On 2012/10/09 23:55, Jan Kara wrote:
> On Tue 09-10-12 18:46:26, Fernando Luis Vazquez Cao wrote:
>> Regarding your concern about the ioctl approach, when a frozen
>> filesystem is detached from the namespace it can still be reached
>> through the block device it is sitting on (well... with the exception
>> of btrfs which has some issues that I am working on) and this is the
>> reason I added a block device level check ioctl too. That said, if one
>> day we have a filesystem which is not block device based and supports
>> fsfreeze (ioctl_fsfreeze() returns -EOPNOTSUPP if the superblock has
>> no ->freeze_fs operation, which is the case for all virtual
>> filesystems and NAS drivers that we have) the two check ioctls would
>> not cover that case.
>    In principle, there are filesystems which operate e.g. on MTD and thus do
> not have a block device. So far none of these seem to support freezing but
> in principle there's no reason they couldn't. And for these filesystems your
> ioctls won't help.

Such devices fall in category 1) below, which means they would
be automatically thawed on umount if frozen. As long as the
filesystem remains mounted the check ioctl can be used.


>> I think that to cover all cases without adding a completely new API we
>> need to do the following:
>>
>> 1) Filesystems which are not tied to a block device (virtual
>>    filesystems, NAS, etc):
>>
>>    As soon as the filesystem is removed from the namespace the
>>    superblock based fsfreeze ioctls become useless; if we let a umount
>>    of a frozen filesystem succeed we would not be able to thaw it (well
>>    we could use emergency thaw but it would be overkill). Since we do
>    Actually, you can always mount the filesystem again (you will essentially
> just attach the superblock to the namespace again) and thaw the filesystem.
> So this is not a big issue.

The problem is that we may generate write I/O during the second
mount. We would need to audit all filesystems (which I am fine
with if there is a sensible use case).


>>    not want to break lazy umounts the only viable solution is thawing
>>    the superblock automatically on umount (releasing the active
>>    reference taken in freeze_super() to be more precise).
>    I'm not against this. As you write below, you cannot really thaw
> freeze coming via block device so you end up with somewhat inconsistent
> behavior (thaw only freezes by ioctl) but after all freeze of a filesystem
> and freeze of a block device *are* somewhat different requests so the
> inconsistency can be justified.
>
> Do I get right that when we do this, you won't need ioctls for querying the
> freeze state?

I would still want the check ioctls. For example, in some cases the
freeze/unfreeze process is controlled by a daemon which can die
and with the current API there is no way to check what state
filesystems where left in (well, we have emergency thaw but thaw
unfreezes all filesystems which may not be what we want, i.e. overkill).
I have heard a lot of complaints about this from users.

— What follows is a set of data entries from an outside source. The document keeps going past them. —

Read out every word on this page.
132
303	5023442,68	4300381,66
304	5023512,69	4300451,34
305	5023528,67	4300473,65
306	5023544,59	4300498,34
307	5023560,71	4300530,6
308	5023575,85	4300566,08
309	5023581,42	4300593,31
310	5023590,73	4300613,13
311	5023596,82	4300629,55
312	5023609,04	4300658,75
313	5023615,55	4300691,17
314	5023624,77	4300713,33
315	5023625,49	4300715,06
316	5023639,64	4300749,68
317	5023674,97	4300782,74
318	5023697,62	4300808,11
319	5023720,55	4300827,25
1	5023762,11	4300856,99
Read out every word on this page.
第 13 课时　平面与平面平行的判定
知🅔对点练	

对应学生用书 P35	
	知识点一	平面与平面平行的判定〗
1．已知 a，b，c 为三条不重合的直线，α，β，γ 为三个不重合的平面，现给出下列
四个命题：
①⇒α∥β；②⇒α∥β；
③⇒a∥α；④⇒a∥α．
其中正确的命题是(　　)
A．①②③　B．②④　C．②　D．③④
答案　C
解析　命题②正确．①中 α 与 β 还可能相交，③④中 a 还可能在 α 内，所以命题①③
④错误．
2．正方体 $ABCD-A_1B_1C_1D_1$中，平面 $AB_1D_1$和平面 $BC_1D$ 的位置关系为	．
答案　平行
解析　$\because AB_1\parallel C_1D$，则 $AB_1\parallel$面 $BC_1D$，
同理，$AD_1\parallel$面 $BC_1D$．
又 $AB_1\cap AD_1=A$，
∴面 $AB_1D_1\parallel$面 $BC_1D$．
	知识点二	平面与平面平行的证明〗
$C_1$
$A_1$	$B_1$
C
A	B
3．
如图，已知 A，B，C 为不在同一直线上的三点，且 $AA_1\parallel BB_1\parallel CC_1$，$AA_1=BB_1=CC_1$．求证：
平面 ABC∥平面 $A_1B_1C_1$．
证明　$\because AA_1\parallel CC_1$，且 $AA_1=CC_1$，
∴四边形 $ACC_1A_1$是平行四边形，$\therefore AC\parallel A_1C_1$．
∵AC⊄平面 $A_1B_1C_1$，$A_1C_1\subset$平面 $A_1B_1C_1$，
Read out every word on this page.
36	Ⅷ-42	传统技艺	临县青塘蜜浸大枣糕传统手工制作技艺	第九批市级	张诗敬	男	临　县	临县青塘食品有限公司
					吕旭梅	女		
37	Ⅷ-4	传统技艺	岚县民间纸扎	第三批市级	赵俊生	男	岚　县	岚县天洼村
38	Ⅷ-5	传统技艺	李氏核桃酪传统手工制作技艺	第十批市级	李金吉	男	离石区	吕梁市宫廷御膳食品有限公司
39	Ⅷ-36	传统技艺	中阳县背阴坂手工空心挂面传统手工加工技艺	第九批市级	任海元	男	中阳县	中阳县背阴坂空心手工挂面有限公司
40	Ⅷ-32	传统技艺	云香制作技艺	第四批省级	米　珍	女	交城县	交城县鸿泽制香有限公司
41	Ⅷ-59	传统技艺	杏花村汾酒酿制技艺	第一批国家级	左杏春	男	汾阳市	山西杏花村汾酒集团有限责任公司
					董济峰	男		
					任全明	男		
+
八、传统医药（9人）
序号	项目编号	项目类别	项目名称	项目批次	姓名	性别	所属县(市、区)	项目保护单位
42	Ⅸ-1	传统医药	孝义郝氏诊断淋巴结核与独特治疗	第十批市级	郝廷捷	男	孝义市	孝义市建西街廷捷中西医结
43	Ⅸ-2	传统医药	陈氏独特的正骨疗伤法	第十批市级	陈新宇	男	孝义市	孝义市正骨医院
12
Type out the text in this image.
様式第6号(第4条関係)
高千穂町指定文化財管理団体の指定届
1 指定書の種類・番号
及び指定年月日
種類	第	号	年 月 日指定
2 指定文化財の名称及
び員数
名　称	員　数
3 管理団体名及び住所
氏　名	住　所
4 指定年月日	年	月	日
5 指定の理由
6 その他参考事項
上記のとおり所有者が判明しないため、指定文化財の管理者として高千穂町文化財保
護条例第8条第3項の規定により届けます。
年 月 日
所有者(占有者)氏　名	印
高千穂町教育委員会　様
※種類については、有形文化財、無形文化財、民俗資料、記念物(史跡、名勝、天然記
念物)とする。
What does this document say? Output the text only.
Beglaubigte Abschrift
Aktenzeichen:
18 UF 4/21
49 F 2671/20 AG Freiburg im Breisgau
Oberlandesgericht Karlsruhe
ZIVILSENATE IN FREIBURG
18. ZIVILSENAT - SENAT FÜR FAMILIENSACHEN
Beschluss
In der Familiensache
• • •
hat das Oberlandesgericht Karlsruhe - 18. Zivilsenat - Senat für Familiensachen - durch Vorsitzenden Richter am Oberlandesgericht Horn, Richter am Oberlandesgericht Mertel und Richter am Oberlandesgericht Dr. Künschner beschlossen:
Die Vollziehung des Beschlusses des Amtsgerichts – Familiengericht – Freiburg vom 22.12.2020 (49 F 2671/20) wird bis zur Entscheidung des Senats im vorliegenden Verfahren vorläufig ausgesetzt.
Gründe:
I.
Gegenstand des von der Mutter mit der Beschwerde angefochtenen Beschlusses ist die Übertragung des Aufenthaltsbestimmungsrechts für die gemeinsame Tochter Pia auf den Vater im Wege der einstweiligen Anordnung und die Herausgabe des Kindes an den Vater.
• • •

Virtualization is a special case of this where the freeze of a guest
filesystem can be initiated from the hypervisor and carried out by
a guest agent behind the guest's administrator's back.


>> 2) Block device based filesystems:
>>
>>    These can be reached through the block device it is sitting on even
>>    if the filesystem was detached from the namespace and have the
>>    particularity that they can be frozen using two different APIs, a
>>    block device level one and the ioctls. When a filesytem was frozen
>>    using the former, which only has in-kernel users such as dm,
>>    automatically thawing the filesystem on umount is arguably too rude
>>    (we can end up breaking the filesystem level consistency of a
>>    storage snapshot). It we care about this, we could modify
>>    sys_umount() so that filesystem is automatically thawed if and only
>>    if there are no block device level freezes active. This behavior
>>    would be consistent with case 1) above (the premise here is that
>>    both fsfreeze and umount are userspace controlled operations and the
>>    administrator should know what it is doing) and is the less likely
>>    to cause surprises to freeze_bdev() users.
>>
>>    It would also be nice to have a block device level thaw ioctl for
>>    emergency cases (for example, a scenario where thaw_bdev() was not
>>    called and the freeze counter was left in a inconsistent state;
>>    freeze_bdev() and thaw_bdev() are exported symbols and in many cases
>>    we cannot control what external modules do).
>    Umm, I don't know. I'd rather forbid thawing via ioctl when the device is
> frozen via block device so that should solve possible issues caused by
> buggy userspace and the rest is a kernel bug - emergency thaw is for
> that...

That is an approach I myself considered and that I would be ok
with. I guess I will implement both and let Al decide.

Thanks,
Fernando